The U.S. automotive marketplace is evolving as consumers demand ever more transparency in how they research, shop and purchase vehicles. Some big dealership groups deserve credit for changing their business models to make buying a car easier for consumers, a change that also ought to boost customer satisfaction and profitability.
For example, it was a bold decision by AutoNation to ban dealership employees from charging more than sticker price for the soon-to-be-launched Chevrolet Volt plug-in hybrid and Nissan Leaf electric vehicle. Violators could be terminated.
Edmunds.com reports that some dealerships plan to tack on as much as $20,000 on top of the Volt's $41,000 sticker price. Well-heeled early adopters might pay that much. But marking up the price in effect sucks tax dollars out of the deal -- defeating the purpose of the government subsidy, which is to make fuel-efficient vehicles more affordable.
Price gouging on hot-selling cars is a disreputable practice from a bygone era. Dealers who argue that it is just good, old-fashioned supply and demand fail to realize that short-term profits come at the risk of long-term damage to the reputations of the dealership and the brand.
Further, inflating prices of the Volt and Leaf will create the public perception of greedy dealerships profiteering at the expense of the public good, damaging the image of the system.
It isn't surprising that AutoNation chose the ethical high ground. CEO Mike Jackson was an early, outspoken supporter of plug-in hybrids. The country's largest dealership group ought to extend the no-gouging policy to all makes and models.

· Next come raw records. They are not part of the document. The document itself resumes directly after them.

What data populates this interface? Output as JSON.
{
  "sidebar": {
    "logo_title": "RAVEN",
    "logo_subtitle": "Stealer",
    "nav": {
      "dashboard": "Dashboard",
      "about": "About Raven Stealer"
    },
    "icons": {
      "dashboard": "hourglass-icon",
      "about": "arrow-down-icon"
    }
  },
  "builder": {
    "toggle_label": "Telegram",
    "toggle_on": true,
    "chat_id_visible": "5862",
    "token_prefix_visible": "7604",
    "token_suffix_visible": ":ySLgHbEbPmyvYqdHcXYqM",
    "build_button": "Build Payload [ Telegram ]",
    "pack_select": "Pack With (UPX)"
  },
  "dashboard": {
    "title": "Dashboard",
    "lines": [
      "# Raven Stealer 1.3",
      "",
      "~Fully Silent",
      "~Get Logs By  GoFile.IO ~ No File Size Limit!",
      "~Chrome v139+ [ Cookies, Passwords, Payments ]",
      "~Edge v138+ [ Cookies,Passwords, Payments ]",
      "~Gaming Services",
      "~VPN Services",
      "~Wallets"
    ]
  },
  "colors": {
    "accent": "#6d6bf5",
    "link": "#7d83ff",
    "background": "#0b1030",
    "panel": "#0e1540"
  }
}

Another example of leadership is Sonic Automotive's test of no-haggle pricing at finance and insurance offices in two markets. Beginning Wednesday, Sept. 1, the nation's third-largest dealership group will enact no-haggle pricing on F&I products in eight dealerships in Columbus, Ohio, and northern Virginia. The strategy is to use everyday low prices to build customer loyalty, just as mass merchandisers do.

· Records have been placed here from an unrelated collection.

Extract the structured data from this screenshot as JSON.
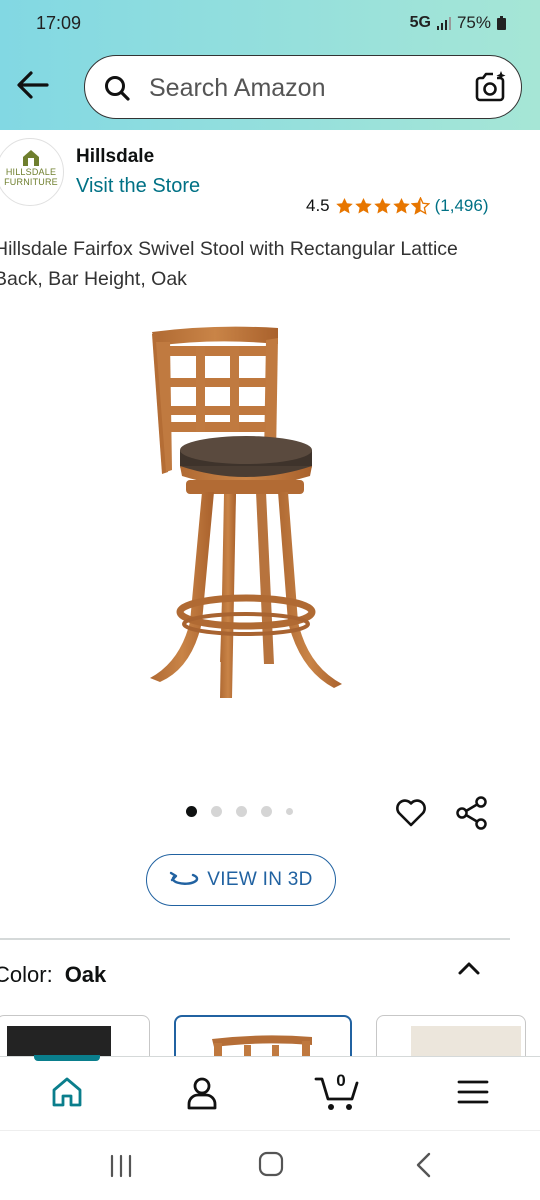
{
  "status_bar": {
    "time": "17:09",
    "network": "5G",
    "battery": "75%"
  },
  "search": {
    "placeholder": "Search Amazon"
  },
  "brand": {
    "name": "Hillsdale",
    "visit_store": "Visit the Store",
    "logo_text_line1": "HILLSDALE",
    "logo_text_line2": "FURNITURE"
  },
  "rating": {
    "value": "4.5",
    "stars": 4.5,
    "count": "(1,496)",
    "star_color": "#e77600"
  },
  "product": {
    "title": "Hillsdale Fairfox Swivel Stool with Rectangular Lattice Back, Bar Height, Oak"
  },
  "carousel": {
    "total_dots": 5,
    "active_index": 0
  },
  "view3d": {
    "label": "VIEW IN 3D",
    "icon": "rotate-3d-icon"
  },
  "color": {
    "label": "Color:",
    "value": "Oak"
  },
  "swatches": [
    {
      "name": "black",
      "color": "#232323"
    },
    {
      "name": "oak",
      "color": "#b8733a",
      "selected": true
    },
    {
      "name": "cream",
      "color": "#ece6dc"
    }
  ],
  "bottom_nav": {
    "items": [
      {
        "icon": "home-icon",
        "active": true
      },
      {
        "icon": "account-icon"
      },
      {
        "icon": "cart-icon"
      },
      {
        "icon": "menu-icon"
      }
    ],
    "cart_count": "0",
    "accent": "#0a7e8c"
  },
  "colors": {
    "link": "#007185",
    "view3d_accent": "#2162a1",
    "header_start": "#82d8e3",
    "header_end": "#a6e6d6"
  }
}
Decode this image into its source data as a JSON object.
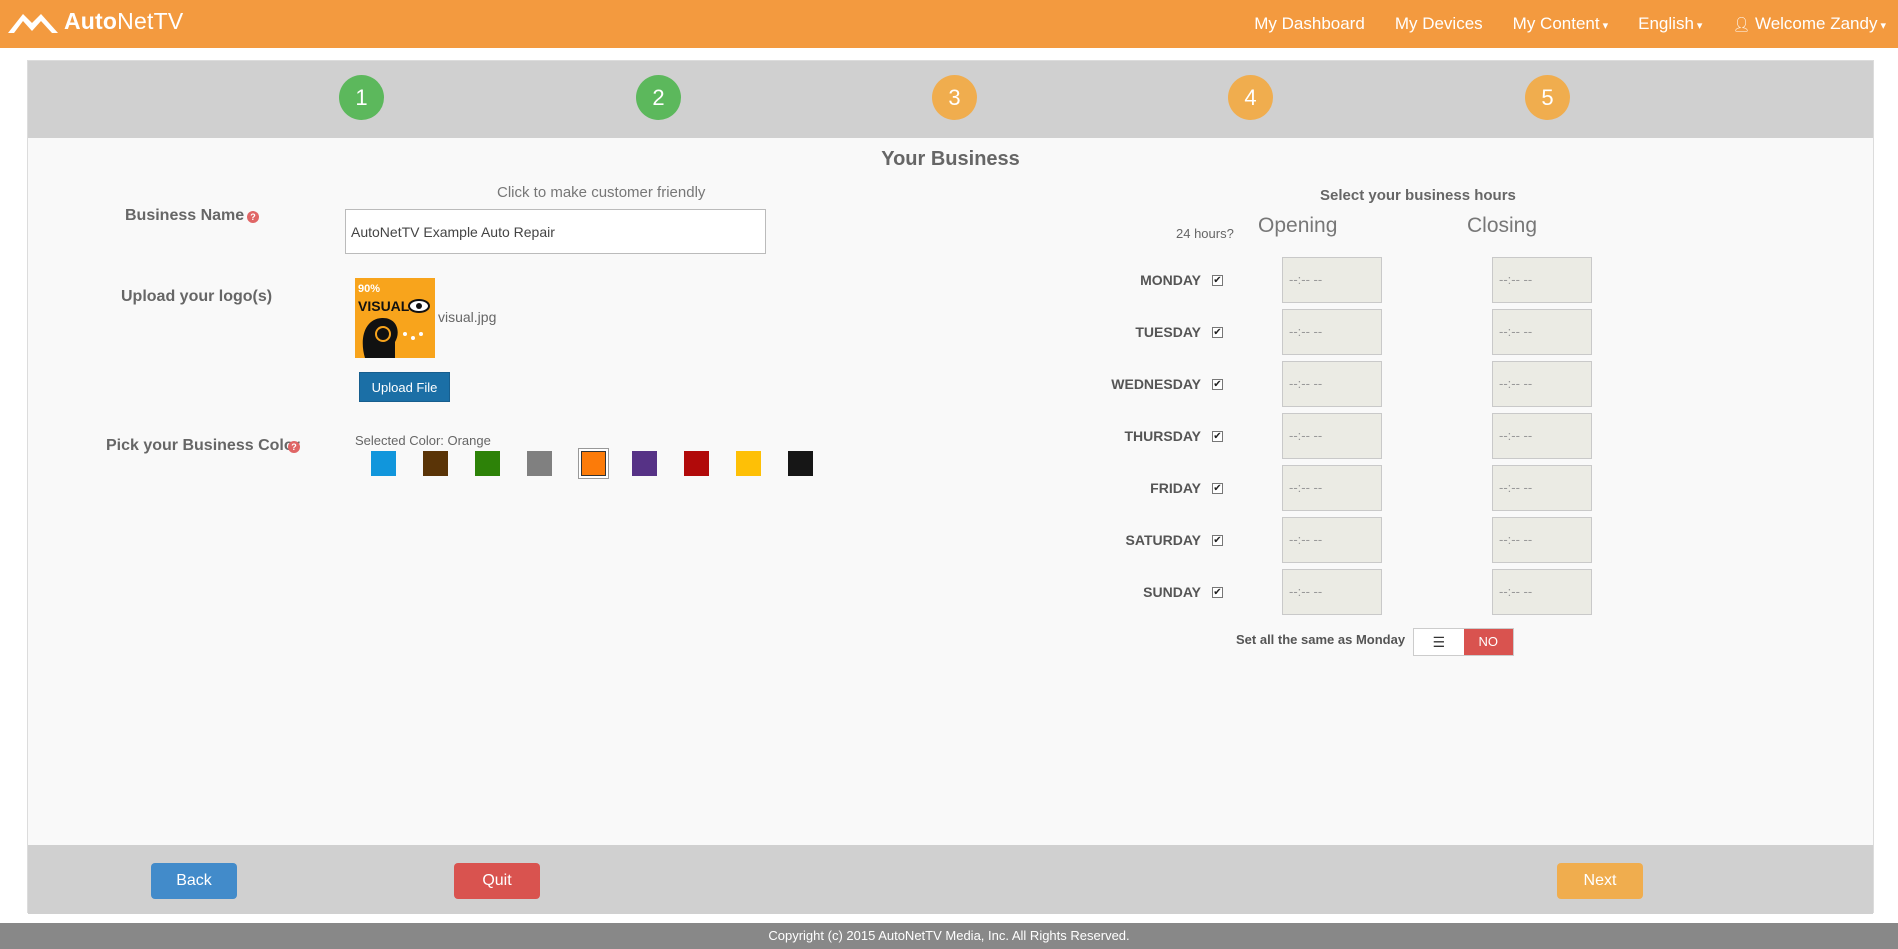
{
  "app": {
    "brand_bold": "Auto",
    "brand_light": "NetTV"
  },
  "nav": {
    "dashboard": "My Dashboard",
    "devices": "My Devices",
    "content": "My Content",
    "language": "English",
    "user": "Welcome Zandy"
  },
  "steps": [
    {
      "num": "1",
      "status": "done"
    },
    {
      "num": "2",
      "status": "done"
    },
    {
      "num": "3",
      "status": "pending"
    },
    {
      "num": "4",
      "status": "pending"
    },
    {
      "num": "5",
      "status": "pending"
    }
  ],
  "section_title": "Your Business",
  "business": {
    "name_label": "Business Name",
    "hint": "Click to make customer friendly",
    "name_value": "AutoNetTV Example Auto Repair",
    "logo_label": "Upload your logo(s)",
    "logo_file": "visual.jpg",
    "logo_art_text": "VISUAL",
    "logo_art_percent": "90%",
    "upload_button": "Upload File",
    "color_label": "Pick your Business Color",
    "selected_color": "Selected Color: Orange",
    "colors": [
      "#1196dc",
      "#5a3407",
      "#2d8208",
      "#808080",
      "#fc7b09",
      "#563286",
      "#b10a0a",
      "#fec006",
      "#161616"
    ],
    "selected_index": 4
  },
  "hours": {
    "title": "Select your business hours",
    "hours24_label": "24 hours?",
    "opening_label": "Opening",
    "closing_label": "Closing",
    "placeholder": "--:-- --",
    "days": [
      "MONDAY",
      "TUESDAY",
      "WEDNESDAY",
      "THURSDAY",
      "FRIDAY",
      "SATURDAY",
      "SUNDAY"
    ],
    "all_24_checked": true,
    "same_label": "Set all the same as Monday",
    "toggle_value": "NO"
  },
  "buttons": {
    "back": "Back",
    "quit": "Quit",
    "next": "Next"
  },
  "footer": "Copyright (c) 2015 AutoNetTV Media, Inc. All Rights Reserved.",
  "colors": {
    "accent": "#f39a3f",
    "done": "#5cb85c",
    "pending": "#f0ad4e"
  }
}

This is a new, hypercompetitive era for the U.S. auto industry. AutoNation and Sonic understand that in an 11.5 million-unit market, there are fewer buyers and they are more demanding and better informed. Retailers that add value for their customers through a comfortable, transparent purchase experience will thrive; those that don't, won't make it.
And that's the way it should be in a market economy.